The object always contains energies_dict which is a dictionaries (a label as key)
containing the energy of each job (e.g. fragment). If using Grad=True option there is also as gradients_dict.

The object also contains a dictionary (worker_dirnames) with the name of directories used for each job.

.. code-block:: python

	from ash import *

	results = Job_parallel(theories=[orcacalc], fragments=fragments, numcores=poolcores, allow_theory_parallelization=True)

	print(results)
	print(results.energies_dict)
	print(results.worker_dirnames)


**Running geometry optimizations in parallel**

Geometry optimizations (using geomeTRIC library) can also be run in parallel.
By setting Opt=True the function will run a geometry optimization instead of a Single-point calculation.
Default geometry optimization settings are employed. If you want to modify geometry optimization settings, however,
you need to provide an optimizer object. This could for example be used to set constraints for the optimization.

The optimized geometries are available as XYZ-files inside each worker dictory of the calculation.

.. code-block:: python

	from ash import *

	#Directory of XYZ files. Can be full path or relative path.
	xyzdir = '/path/to/xyz_files'

	#Creating list of ASH fragments from XYZ files. Using filename as label. 
	#NOTE: Using readchargemult=True, charge and mult will be read from the header of each XYZ-file.
	fragments = read_xyzfiles(xyzdir,readchargemult=True, label_from_filename=True)

	#Theory object
	ORCAcalc = ORCATheory(orcasimpleinput="! BP86 def2-SVP def2/J", orcablocks="", numcores=1)

	#Calling the Job_parallel function and providing list of fragments and theory:
	optimizer = GeomeTRICOptimizerClass(coordsystem='tric') #Creating an optimizer object
	results = Job_parallel(fragments=fragments, theories=[ORCAcalc], numcores=4, Opt=True, optimizer=optimizer)

	print("results object:", results)
	print("Energy dictionary:", result.energies_dict)

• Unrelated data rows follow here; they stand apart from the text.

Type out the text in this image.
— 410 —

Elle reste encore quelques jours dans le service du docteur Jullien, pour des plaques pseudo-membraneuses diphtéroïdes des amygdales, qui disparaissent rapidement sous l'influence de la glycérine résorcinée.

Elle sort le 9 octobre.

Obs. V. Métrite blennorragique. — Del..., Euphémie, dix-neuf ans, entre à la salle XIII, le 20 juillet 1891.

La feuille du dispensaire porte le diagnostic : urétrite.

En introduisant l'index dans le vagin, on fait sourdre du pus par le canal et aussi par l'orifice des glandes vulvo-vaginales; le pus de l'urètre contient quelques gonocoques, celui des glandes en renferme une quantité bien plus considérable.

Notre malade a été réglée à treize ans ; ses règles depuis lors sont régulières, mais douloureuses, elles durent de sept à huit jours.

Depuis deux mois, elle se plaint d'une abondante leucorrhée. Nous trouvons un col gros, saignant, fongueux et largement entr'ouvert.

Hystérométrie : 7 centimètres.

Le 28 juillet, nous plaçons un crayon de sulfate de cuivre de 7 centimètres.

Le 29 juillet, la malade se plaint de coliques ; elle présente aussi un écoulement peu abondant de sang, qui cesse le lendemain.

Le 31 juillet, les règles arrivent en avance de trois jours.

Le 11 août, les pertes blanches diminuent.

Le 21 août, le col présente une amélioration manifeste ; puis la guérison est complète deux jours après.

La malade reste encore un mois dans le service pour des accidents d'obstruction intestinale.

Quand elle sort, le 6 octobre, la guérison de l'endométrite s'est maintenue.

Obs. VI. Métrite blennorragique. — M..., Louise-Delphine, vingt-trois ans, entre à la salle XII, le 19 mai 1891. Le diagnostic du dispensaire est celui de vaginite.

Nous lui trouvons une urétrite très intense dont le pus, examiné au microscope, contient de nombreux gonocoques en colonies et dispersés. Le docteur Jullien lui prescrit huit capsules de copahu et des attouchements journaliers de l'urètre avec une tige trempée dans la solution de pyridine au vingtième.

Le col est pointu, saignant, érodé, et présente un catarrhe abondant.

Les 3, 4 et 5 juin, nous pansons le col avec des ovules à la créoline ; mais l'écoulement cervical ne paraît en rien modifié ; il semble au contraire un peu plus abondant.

	#Getting fragments with optimized geometries from each worker-directory
	opt_fragments=[]
	for label,dirname in results.worker_dirnames.items():
		frag = Fragment(xyzfile=f"{dirname}/Fragment-optimized.xyz", label=label)
		opt_fragments.append(frag)
	print("opt_fragments:", opt_fragments)


######################################
Simple_parallel
######################################

In principle any ASH function could run in parallel via the Python multiprocessing approach but many types of job-functions requires 
dealing with the files created and this is why the **Job_parallel** is available.

For simple Python functions it is possible to attempt multiprocessing parallelization via **Simple_parallel** instead.

TODO: THIS IS UNFINISHED

.. code-block:: python

	def Simple_parallel(jobfunction=None, parameter_dict=None, separate_dirs=False, numcores=None,printlevel=2, copytheory=False,
                         version='multiprocessing')

The **Simple_parallel** function will blindly launch multiple function calls (based on numcores) in parallel with no special handling for files created.
The jobfunction should point to the function to be launched in parallel while parameter_dict is a dictionary of the keyword arguments
to be passed onto the function. The separate_dirs option will create a separate directory for each process.